アップルは2025年5月15日、次世代カーインフォテインメントシステム「CarPlay Ultra」の提供を開始したと発表しました。まずは高級車メーカーのアストンマーティンの新車から導入され、米国とカナダで注文可能となります。
CarPlay Ultraは従来のCarPlayを大幅に進化させ、車両のすべてのディスプレイと深く統合された新しいユーザー体験を提供します。最も大きな変更点は、これまでセンターディスプレイのみに表示されていたCarPlayが、メーターパネル(計器クラスター)を含むすべてのドライバー向けスクリーンに対応するようになったことです。

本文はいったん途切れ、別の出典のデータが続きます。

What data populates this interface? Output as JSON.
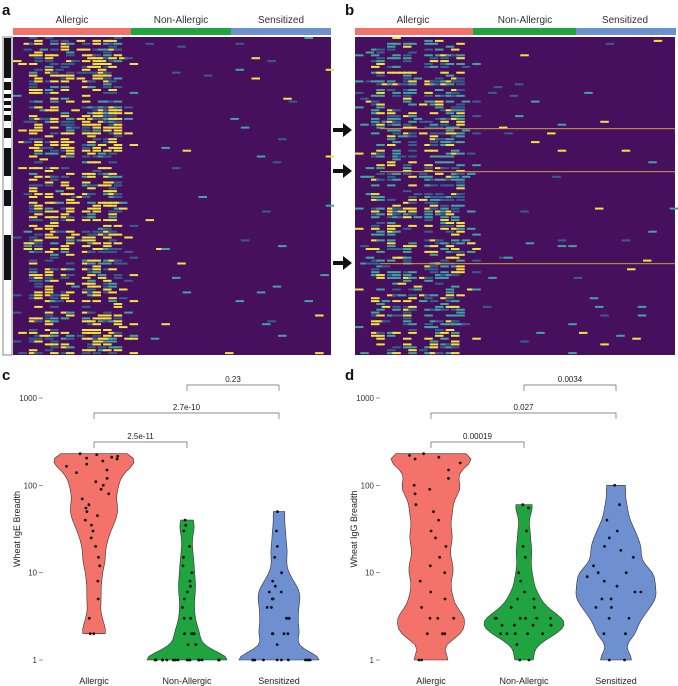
{
  "panel_labels": [
    "a",
    "b",
    "c",
    "d"
  ],
  "colors": {
    "Allergic": "#f3736b",
    "Non-Allergic": "#20a43f",
    "Sensitized": "#6e8fd0",
    "heat_bg": "#46105f",
    "heat_yellow": "#f4e33a",
    "heat_teal": "#3fa5a0",
    "heat_blue": "#35608d"
  },
  "heatmaps": [
    {
      "panel": "a",
      "groups": [
        "Allergic",
        "Non-Allergic",
        "Sensitized"
      ],
      "side_bar": true,
      "arrows": 0
    },
    {
      "panel": "b",
      "groups": [
        "Allergic",
        "Non-Allergic",
        "Sensitized"
      ],
      "side_bar": false,
      "arrows": 3
    }
  ],
  "chart_data": [
    {
      "panel": "c",
      "type": "violin",
      "ylabel": "Wheat IgE Breadth",
      "xlabel": "",
      "yscale": "log10",
      "ylim": [
        1,
        1000
      ],
      "yticks": [
        "1",
        "10",
        "100",
        "1000"
      ],
      "categories": [
        "Allergic",
        "Non-Allergic",
        "Sensitized"
      ],
      "series": [
        {
          "name": "Allergic",
          "points": [
            230,
            225,
            215,
            210,
            205,
            200,
            190,
            175,
            165,
            150,
            140,
            120,
            110,
            100,
            90,
            80,
            70,
            60,
            55,
            50,
            45,
            40,
            35,
            30,
            25,
            20,
            15,
            12,
            8,
            5,
            3,
            2,
            2
          ]
        },
        {
          "name": "Non-Allergic",
          "points": [
            40,
            35,
            30,
            20,
            15,
            12,
            10,
            8,
            7,
            6,
            5,
            4,
            3,
            3,
            2,
            2,
            2,
            2,
            1.5,
            1.5,
            1,
            1,
            1,
            1,
            1,
            1,
            1,
            1,
            1,
            1,
            1,
            1,
            1,
            1,
            1,
            1,
            1,
            1,
            1,
            1
          ]
        },
        {
          "name": "Sensitized",
          "points": [
            50,
            30,
            20,
            15,
            10,
            8,
            7,
            6,
            6,
            5,
            5,
            4,
            4,
            3,
            3,
            3,
            2,
            2,
            2,
            2,
            1.5,
            1,
            1,
            1,
            1,
            1,
            1,
            1,
            1,
            1,
            1,
            1
          ]
        }
      ],
      "comparisons": [
        {
          "from": "Allergic",
          "to": "Non-Allergic",
          "label": "2.5e-11"
        },
        {
          "from": "Allergic",
          "to": "Sensitized",
          "label": "2.7e-10"
        },
        {
          "from": "Non-Allergic",
          "to": "Sensitized",
          "label": "0.23"
        }
      ]
    },
    {
      "panel": "d",
      "type": "violin",
      "ylabel": "Wheat IgG Breadth",
      "xlabel": "",
      "yscale": "log10",
      "ylim": [
        1,
        1000
      ],
      "yticks": [
        "1",
        "10",
        "100",
        "1000"
      ],
      "categories": [
        "Allergic",
        "Non-Allergic",
        "Sensitized"
      ],
      "series": [
        {
          "name": "Allergic",
          "points": [
            230,
            220,
            210,
            200,
            180,
            150,
            120,
            100,
            90,
            80,
            60,
            50,
            40,
            30,
            25,
            20,
            15,
            12,
            10,
            8,
            6,
            5,
            4,
            3,
            3,
            3,
            2,
            2,
            2,
            1,
            1
          ]
        },
        {
          "name": "Non-Allergic",
          "points": [
            60,
            55,
            30,
            20,
            15,
            10,
            8,
            6,
            5,
            5,
            4,
            4,
            3,
            3,
            3,
            3,
            3,
            3,
            2.5,
            2.5,
            2.5,
            2.5,
            2,
            2,
            2,
            2,
            2,
            1.5,
            1,
            1
          ]
        },
        {
          "name": "Sensitized",
          "points": [
            100,
            60,
            40,
            30,
            25,
            20,
            18,
            15,
            12,
            10,
            10,
            9,
            8,
            7,
            6,
            6,
            5,
            5,
            4,
            4,
            3,
            3,
            2,
            2,
            1,
            1
          ]
        }
      ],
      "comparisons": [
        {
          "from": "Allergic",
          "to": "Non-Allergic",
          "label": "0.00019"
        },
        {
          "from": "Allergic",
          "to": "Sensitized",
          "label": "0.027"
        },
        {
          "from": "Non-Allergic",
          "to": "Sensitized",
          "label": "0.0034"
        }
      ]
    }
  ]
}
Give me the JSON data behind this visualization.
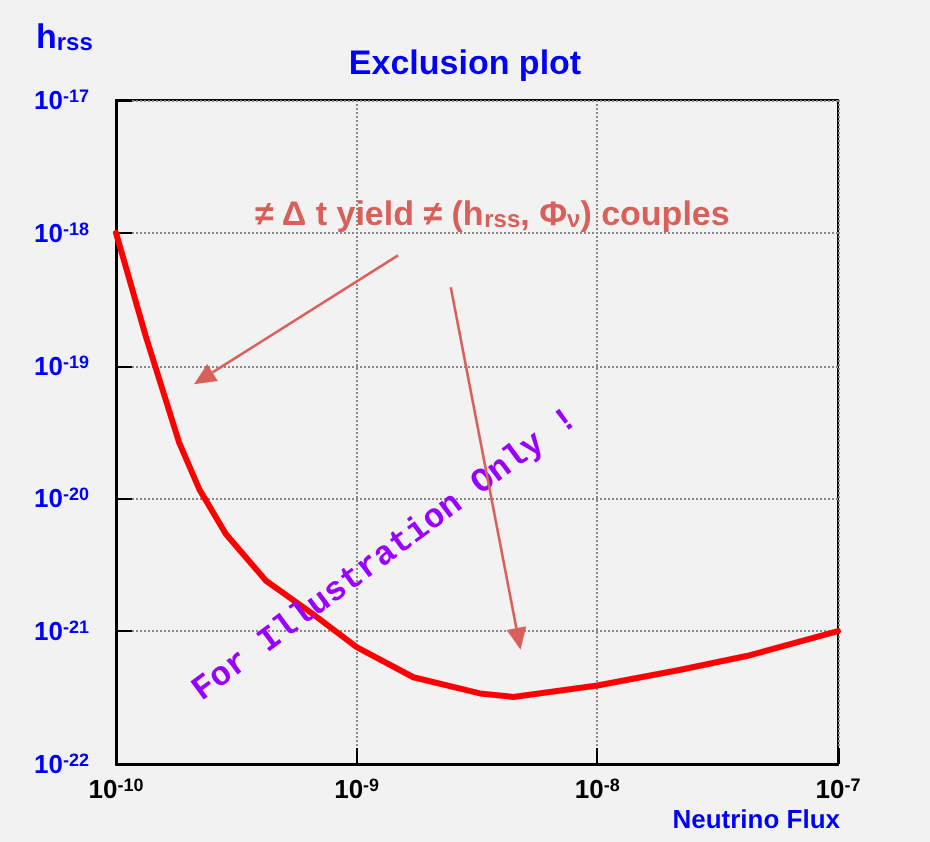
{
  "chart_data": {
    "type": "line",
    "title": "Exclusion plot",
    "xlabel": "Neutrino Flux",
    "ylabel": "h$_{rss}$",
    "annotations": [
      "≠ Δ t yield ≠ (h$_{rss}$, Φ$_{ν}$) couples",
      "For Illustration Only !"
    ],
    "x": [
      1e-10,
      1.33e-10,
      1.83e-10,
      2.22e-10,
      2.86e-10,
      4.2e-10,
      6.56e-10,
      1e-09,
      1.72e-09,
      3.25e-09,
      4.47e-09,
      1e-08,
      2.19e-08,
      4.17e-08,
      1e-07
    ],
    "series": [
      {
        "color": "#ff0000",
        "values": [
          1e-18,
          1.66e-19,
          2.63e-20,
          1.17e-20,
          5.4e-21,
          2.4e-21,
          1.35e-21,
          7.6e-22,
          4.5e-22,
          3.4e-22,
          3.2e-22,
          3.9e-22,
          5.1e-22,
          6.5e-22,
          1e-21
        ]
      }
    ],
    "log": "xy",
    "xlim": [
      1e-10,
      1e-07
    ],
    "ylim": [
      1e-22,
      1e-17
    ],
    "xticks": [
      {
        "value": 1e-10,
        "label": "10$^{-10}$"
      },
      {
        "value": 1e-09,
        "label": "10$^{-9}$"
      },
      {
        "value": 1e-08,
        "label": "10$^{-8}$"
      },
      {
        "value": 1e-07,
        "label": "10$^{-7}$"
      }
    ],
    "yticks": [
      {
        "value": 1e-22,
        "label": "10$^{-22}$"
      },
      {
        "value": 1e-21,
        "label": "10$^{-21}$"
      },
      {
        "value": 1e-20,
        "label": "10$^{-20}$"
      },
      {
        "value": 1e-19,
        "label": "10$^{-19}$"
      },
      {
        "value": 1e-18,
        "label": "10$^{-18}$"
      },
      {
        "value": 1e-17,
        "label": "10$^{-17}$"
      }
    ],
    "grid": true,
    "marker": "none",
    "line_style": "solid"
  }
}
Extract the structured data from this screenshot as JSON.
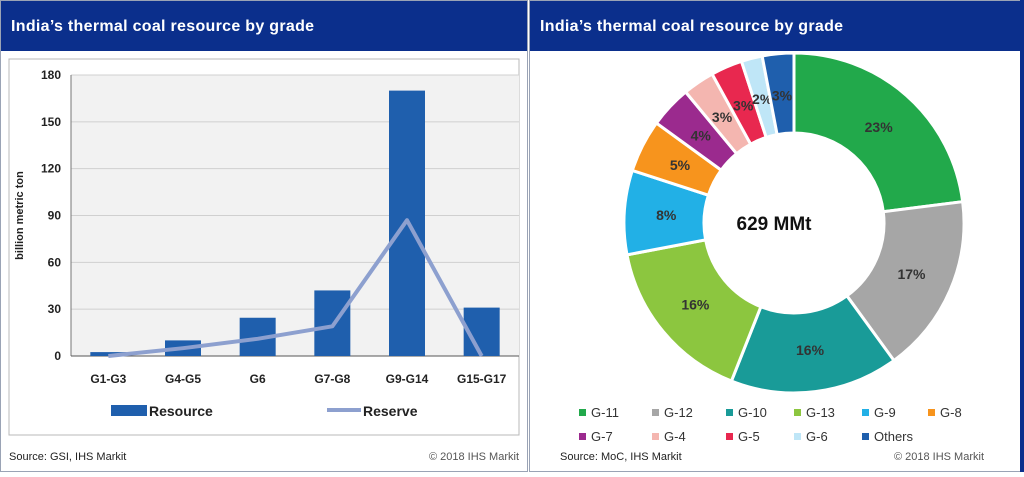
{
  "left": {
    "title": "India’s thermal coal resource  by grade",
    "source": "Source: GSI, IHS Markit",
    "copyright": "© 2018 IHS Markit"
  },
  "right": {
    "title": "India’s thermal coal resource  by grade",
    "source": "Source: MoC, IHS Markit",
    "copyright": "© 2018 IHS Markit"
  },
  "chart_data": [
    {
      "type": "bar",
      "title": "India’s thermal coal resource  by grade",
      "ylabel": "billion metric ton",
      "ylim": [
        0,
        180
      ],
      "yticks": [
        0,
        30,
        60,
        90,
        120,
        150,
        180
      ],
      "categories": [
        "G1-G3",
        "G4-G5",
        "G6",
        "G7-G8",
        "G9-G14",
        "G15-G17"
      ],
      "series": [
        {
          "name": "Resource",
          "kind": "bar",
          "color": "#1f5fad",
          "values": [
            2.5,
            10,
            24.5,
            42,
            170,
            31
          ]
        },
        {
          "name": "Reserve",
          "kind": "line",
          "color": "#8da0cf",
          "values": [
            0,
            5,
            11,
            19,
            87,
            0
          ]
        }
      ],
      "grid": true,
      "legend": "bottom"
    },
    {
      "type": "pie",
      "title": "India’s thermal coal resource  by grade",
      "center_label": "629 MMt",
      "donut": true,
      "legend": "bottom",
      "slices": [
        {
          "name": "G-11",
          "value": 23,
          "label": "23%",
          "color": "#22a94b"
        },
        {
          "name": "G-12",
          "value": 17,
          "label": "17%",
          "color": "#a6a6a6"
        },
        {
          "name": "G-10",
          "value": 16,
          "label": "16%",
          "color": "#199b98"
        },
        {
          "name": "G-13",
          "value": 16,
          "label": "16%",
          "color": "#8cc63f"
        },
        {
          "name": "G-9",
          "value": 8,
          "label": "8%",
          "color": "#22b0e6"
        },
        {
          "name": "G-8",
          "value": 5,
          "label": "5%",
          "color": "#f7941d"
        },
        {
          "name": "G-7",
          "value": 4,
          "label": "4%",
          "color": "#9b2a8e"
        },
        {
          "name": "G-4",
          "value": 3,
          "label": "3%",
          "color": "#f4b6b0"
        },
        {
          "name": "G-5",
          "value": 3,
          "label": "3%",
          "color": "#e8284f"
        },
        {
          "name": "G-6",
          "value": 2,
          "label": "2%",
          "color": "#bfe6f7"
        },
        {
          "name": "Others",
          "value": 3,
          "label": "3%",
          "color": "#1f5fad"
        }
      ]
    }
  ]
}
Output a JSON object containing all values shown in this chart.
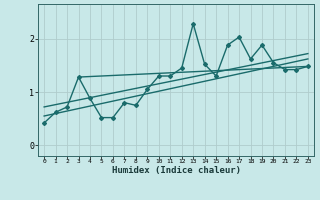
{
  "xlabel": "Humidex (Indice chaleur)",
  "bg_color": "#c8e8e8",
  "line_color": "#1a6b6b",
  "grid_color": "#b0cccc",
  "xlim": [
    -0.5,
    23.5
  ],
  "ylim": [
    -0.2,
    2.65
  ],
  "xticks": [
    0,
    1,
    2,
    3,
    4,
    5,
    6,
    7,
    8,
    9,
    10,
    11,
    12,
    13,
    14,
    15,
    16,
    17,
    18,
    19,
    20,
    21,
    22,
    23
  ],
  "yticks": [
    0,
    1,
    2
  ],
  "main_x": [
    0,
    1,
    2,
    3,
    4,
    5,
    6,
    7,
    8,
    9,
    10,
    11,
    12,
    13,
    14,
    15,
    16,
    17,
    18,
    19,
    20,
    21,
    22,
    23
  ],
  "main_y": [
    0.42,
    0.62,
    0.72,
    1.28,
    0.88,
    0.52,
    0.52,
    0.8,
    0.75,
    1.05,
    1.3,
    1.3,
    1.45,
    2.28,
    1.52,
    1.3,
    1.88,
    2.03,
    1.62,
    1.88,
    1.55,
    1.42,
    1.42,
    1.48
  ],
  "trend1_x": [
    3,
    23
  ],
  "trend1_y": [
    1.28,
    1.48
  ],
  "trend2_x": [
    0,
    23
  ],
  "trend2_y": [
    0.72,
    1.72
  ],
  "trend3_x": [
    0,
    23
  ],
  "trend3_y": [
    0.55,
    1.62
  ]
}
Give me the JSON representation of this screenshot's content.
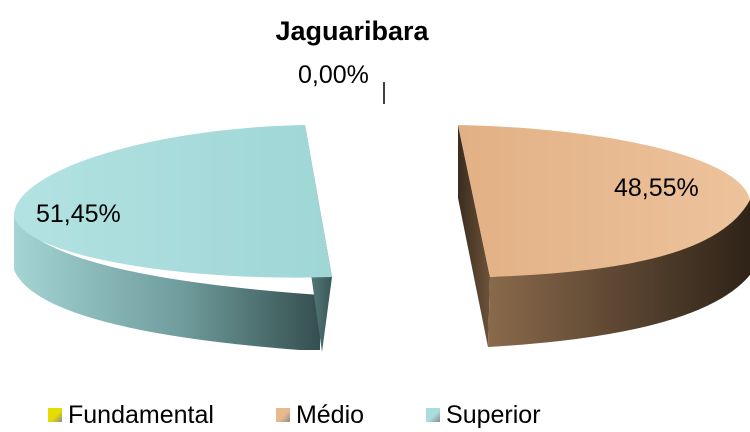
{
  "chart_data": {
    "type": "pie",
    "title": "Jaguaribara",
    "categories": [
      "Fundamental",
      "Médio",
      "Superior"
    ],
    "values": [
      0.0,
      48.55,
      51.45
    ],
    "data_labels": [
      "0,00%",
      "48,55%",
      "51,45%"
    ],
    "colors": [
      "#e6dd00",
      "#e9b98e",
      "#a9dcdc"
    ],
    "legend_position": "bottom",
    "style": "3d-exploded"
  }
}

「iPhoneユーザーはCarPlayを愛用しており、これまでも人々と車のつながり方を変革してきました。CarPlay Ultraでは、自動車メーカーと協力して車内体験をさらに統一的で一貫性のあるものに再構築しています」と、アップルの製品マーケティング担当副社長ボブ・ボーチャーズ氏は述べています。
CarPlay Ultraでは、スピードメーター、タコメーター、燃料計、温度計などの表示オプションが提供されます。ドライバーはiPhoneからのマップやメディア情報だけでなく、先進運転支援システムやタイヤ空気圧などの車両からの情報もメーターパネル内に表示できるようになります。

また、画面上のコントロール、物理ボタン、またはSiriを使って、車のラジオや空調などの標準的な車両機能に加え、オーディオシステム構成やパフォーマンス設定などの高度な車両固有の機能とコントロールも管理できるようになります。さらに、iPhoneが提供するウィジェットも車のスクリーンやゲージクラスターにフィットするよう設計されています。
CarPlay Ultraの大きな特徴は、各自動車メーカーと共同開発し、その車種や車両に合わせたカスタマイズされた体験を提供する点です。カスタムテーマはアップルと自動車メーカーのデザインチームが協力して作成され、ドライバーも色やウォールペーパーを自分の好みに合わせてパーソナライズできます。

「CarPlay Ultraを最初に導入できることを喜ばしく思います」と、アストンマーティンのCEOエイドリアン・ハルマーク氏は述べています。「自社開発の最先端インフォテインメントシステムをベースに、CarPlay Ultraは追加機能とパーソナライズの機会を提供し、同セクターでのインフォテインメントの最前線にアストンマーティンを位置づけています」と語っています。
CarPlay Ultraは、まず米国とカナダでアストンマーティンの主要モデルラインナップに導入され、今後12カ月以内にグローバルな車両にも拡大する予定です。
なお、CarPlay Ultraを利用するにはiPhone 12以降のモデルとiOS 18.5以降が必要となります。アップルによると、ヒュンダイ、起亜、ジェネシスなど世界中の多くの自動車メーカーもCarPlay Ultraの導入に向けて取り組んでいるとのことです。